9X5285/R01/901286/Nijm - 61 -
Februari 2013
Voor bedrijventerreinen werd al het strikte toelatingsbeleid genoemd als mogelijk flankerend beleid. Verder kan gedacht worden aan een (sterke) verhoging van de grondprijzen op bedrijventerreinen. Dit zou ondernemers aan het denken moeten zetten over nut en noodzaak van een verplaatsing. Het zou tevens kunnen leiden tot een ‘eerlijkere’ afweging van vestigingslocaties; nu zijn bedrijventerreinen qua prijs vaak gunstiger dan een locatie elders, al moet hierbij meteen worden opgemerkt dat prijs alleen voor een ondernemer de aantrekkelijkheid van een locatie niet bepaald.
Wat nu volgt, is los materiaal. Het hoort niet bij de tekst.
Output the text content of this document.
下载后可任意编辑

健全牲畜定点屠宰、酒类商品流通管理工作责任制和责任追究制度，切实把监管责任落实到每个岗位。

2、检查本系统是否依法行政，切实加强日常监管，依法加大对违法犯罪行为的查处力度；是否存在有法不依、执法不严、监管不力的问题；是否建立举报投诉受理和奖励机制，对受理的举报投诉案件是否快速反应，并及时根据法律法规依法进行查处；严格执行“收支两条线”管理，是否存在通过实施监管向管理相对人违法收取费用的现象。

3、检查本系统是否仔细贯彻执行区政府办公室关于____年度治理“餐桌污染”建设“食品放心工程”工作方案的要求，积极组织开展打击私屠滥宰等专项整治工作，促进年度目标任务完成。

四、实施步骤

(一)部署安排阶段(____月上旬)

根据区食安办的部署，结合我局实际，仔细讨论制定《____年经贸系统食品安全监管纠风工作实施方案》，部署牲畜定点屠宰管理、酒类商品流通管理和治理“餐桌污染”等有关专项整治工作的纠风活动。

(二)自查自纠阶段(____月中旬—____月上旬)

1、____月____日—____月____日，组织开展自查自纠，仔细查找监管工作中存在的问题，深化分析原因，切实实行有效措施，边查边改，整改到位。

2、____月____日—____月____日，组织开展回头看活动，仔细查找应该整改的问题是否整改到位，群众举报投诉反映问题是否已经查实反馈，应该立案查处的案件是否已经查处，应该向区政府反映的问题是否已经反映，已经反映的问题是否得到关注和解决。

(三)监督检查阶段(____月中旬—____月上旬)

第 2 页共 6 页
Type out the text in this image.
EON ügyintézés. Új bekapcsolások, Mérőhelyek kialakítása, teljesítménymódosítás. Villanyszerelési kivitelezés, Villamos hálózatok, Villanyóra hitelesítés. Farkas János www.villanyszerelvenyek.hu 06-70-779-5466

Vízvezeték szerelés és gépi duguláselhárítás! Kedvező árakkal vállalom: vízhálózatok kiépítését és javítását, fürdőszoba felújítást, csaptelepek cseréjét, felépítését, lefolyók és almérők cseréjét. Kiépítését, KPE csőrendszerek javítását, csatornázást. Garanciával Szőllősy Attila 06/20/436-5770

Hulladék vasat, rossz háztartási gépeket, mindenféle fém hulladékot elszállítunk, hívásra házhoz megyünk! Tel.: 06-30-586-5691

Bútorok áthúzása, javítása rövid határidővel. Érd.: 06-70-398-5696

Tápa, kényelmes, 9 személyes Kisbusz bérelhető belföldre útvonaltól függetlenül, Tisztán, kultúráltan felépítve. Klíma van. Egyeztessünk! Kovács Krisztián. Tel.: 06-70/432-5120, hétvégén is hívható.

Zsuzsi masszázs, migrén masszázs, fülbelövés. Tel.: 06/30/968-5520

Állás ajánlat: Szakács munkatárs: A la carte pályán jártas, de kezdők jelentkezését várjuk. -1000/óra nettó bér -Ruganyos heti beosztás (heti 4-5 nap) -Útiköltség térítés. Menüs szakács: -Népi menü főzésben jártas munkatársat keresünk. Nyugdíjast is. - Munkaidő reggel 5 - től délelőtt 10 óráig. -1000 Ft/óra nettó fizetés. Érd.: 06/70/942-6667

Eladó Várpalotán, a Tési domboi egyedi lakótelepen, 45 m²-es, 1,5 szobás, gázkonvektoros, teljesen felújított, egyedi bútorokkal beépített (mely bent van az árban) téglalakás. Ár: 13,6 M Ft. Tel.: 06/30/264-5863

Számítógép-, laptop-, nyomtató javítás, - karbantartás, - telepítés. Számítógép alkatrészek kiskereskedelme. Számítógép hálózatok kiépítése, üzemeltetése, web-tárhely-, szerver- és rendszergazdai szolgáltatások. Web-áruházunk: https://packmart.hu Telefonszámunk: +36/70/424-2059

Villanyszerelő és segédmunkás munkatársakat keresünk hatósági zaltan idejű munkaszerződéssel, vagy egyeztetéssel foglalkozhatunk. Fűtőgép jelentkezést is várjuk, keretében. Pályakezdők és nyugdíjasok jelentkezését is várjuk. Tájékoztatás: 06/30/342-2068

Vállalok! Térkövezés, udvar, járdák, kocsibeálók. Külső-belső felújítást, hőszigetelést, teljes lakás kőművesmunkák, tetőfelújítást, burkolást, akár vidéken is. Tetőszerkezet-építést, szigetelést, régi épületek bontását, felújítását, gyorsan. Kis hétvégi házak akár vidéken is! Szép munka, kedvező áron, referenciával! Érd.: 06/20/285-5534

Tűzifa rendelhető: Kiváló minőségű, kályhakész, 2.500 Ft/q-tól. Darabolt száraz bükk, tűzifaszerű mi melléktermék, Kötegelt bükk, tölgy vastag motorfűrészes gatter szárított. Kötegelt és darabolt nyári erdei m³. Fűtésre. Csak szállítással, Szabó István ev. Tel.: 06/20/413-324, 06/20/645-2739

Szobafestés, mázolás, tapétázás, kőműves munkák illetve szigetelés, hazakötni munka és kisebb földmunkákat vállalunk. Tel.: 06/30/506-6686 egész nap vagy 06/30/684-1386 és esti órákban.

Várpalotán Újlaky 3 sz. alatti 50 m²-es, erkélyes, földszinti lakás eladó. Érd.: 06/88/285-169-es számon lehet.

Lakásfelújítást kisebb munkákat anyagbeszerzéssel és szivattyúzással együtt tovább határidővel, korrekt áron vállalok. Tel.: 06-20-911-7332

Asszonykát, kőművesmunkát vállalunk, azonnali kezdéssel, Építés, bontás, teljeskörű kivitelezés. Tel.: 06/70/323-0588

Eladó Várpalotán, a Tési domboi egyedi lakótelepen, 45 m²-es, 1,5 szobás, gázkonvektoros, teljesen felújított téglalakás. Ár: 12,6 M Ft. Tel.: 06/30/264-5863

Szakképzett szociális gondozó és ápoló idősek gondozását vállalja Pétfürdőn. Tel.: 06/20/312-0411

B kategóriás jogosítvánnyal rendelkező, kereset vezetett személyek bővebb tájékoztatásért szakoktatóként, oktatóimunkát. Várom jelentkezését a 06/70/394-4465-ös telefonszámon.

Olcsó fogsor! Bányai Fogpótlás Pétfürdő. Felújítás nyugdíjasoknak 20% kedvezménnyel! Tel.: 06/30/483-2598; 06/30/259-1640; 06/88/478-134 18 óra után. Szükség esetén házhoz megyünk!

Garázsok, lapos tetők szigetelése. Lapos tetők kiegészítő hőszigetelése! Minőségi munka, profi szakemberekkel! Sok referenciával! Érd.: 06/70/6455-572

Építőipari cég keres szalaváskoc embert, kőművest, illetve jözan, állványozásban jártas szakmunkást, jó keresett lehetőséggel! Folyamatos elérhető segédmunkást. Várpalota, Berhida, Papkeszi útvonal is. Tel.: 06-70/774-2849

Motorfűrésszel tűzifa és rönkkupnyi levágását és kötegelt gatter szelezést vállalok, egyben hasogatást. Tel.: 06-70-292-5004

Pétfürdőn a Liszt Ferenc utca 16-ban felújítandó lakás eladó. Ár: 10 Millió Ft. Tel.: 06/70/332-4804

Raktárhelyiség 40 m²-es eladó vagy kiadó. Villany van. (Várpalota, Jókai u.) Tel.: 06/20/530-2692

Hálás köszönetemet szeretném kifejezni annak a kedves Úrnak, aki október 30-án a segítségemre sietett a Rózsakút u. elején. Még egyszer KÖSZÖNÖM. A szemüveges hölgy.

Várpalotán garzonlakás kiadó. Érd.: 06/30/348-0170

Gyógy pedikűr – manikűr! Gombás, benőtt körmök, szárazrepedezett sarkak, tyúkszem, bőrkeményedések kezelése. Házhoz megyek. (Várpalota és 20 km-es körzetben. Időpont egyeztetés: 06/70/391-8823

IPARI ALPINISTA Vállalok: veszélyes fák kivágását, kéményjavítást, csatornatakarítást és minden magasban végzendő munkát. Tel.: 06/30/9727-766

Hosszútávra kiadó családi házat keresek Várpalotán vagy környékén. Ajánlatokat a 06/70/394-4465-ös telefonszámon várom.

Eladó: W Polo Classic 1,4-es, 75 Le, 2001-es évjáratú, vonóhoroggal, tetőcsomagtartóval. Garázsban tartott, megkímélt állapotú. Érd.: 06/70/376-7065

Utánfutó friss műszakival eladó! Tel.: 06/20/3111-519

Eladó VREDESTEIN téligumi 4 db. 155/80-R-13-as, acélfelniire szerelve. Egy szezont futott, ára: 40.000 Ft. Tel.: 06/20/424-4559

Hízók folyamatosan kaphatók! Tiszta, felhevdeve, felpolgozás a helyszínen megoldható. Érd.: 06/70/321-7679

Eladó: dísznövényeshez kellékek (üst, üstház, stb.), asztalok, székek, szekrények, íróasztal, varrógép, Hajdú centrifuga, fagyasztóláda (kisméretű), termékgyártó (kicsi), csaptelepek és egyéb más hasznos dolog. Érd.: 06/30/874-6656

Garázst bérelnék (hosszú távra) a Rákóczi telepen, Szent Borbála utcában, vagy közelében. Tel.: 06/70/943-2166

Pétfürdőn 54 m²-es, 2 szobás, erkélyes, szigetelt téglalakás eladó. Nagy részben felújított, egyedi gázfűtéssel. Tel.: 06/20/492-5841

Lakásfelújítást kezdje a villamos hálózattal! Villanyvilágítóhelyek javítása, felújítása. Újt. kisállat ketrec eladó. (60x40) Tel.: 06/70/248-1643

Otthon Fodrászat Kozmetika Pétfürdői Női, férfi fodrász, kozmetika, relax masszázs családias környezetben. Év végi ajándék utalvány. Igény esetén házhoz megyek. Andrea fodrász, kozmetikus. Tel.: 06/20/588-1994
Een ander voorbeeld is het opstellen van beeldkwaliteitplannen voor bedrijventerreinen, rekening houdend met het bij een bepaald type terrein behorende kwaliteitsniveau (bijlage 1). Verder is monitoring van de ontwikkelingen op zowel de formele als informele locaties gewenst, om beleid op tijd bij te kunnen sturen. Monitoring van de formele locaties vindt al plaats. Aangezien de informele locaties zowel qua werkgelegenheid als aantal vestigingen groter zijn adviseren wij om ook deze ontwikkelingen in het vervolg te monitoren.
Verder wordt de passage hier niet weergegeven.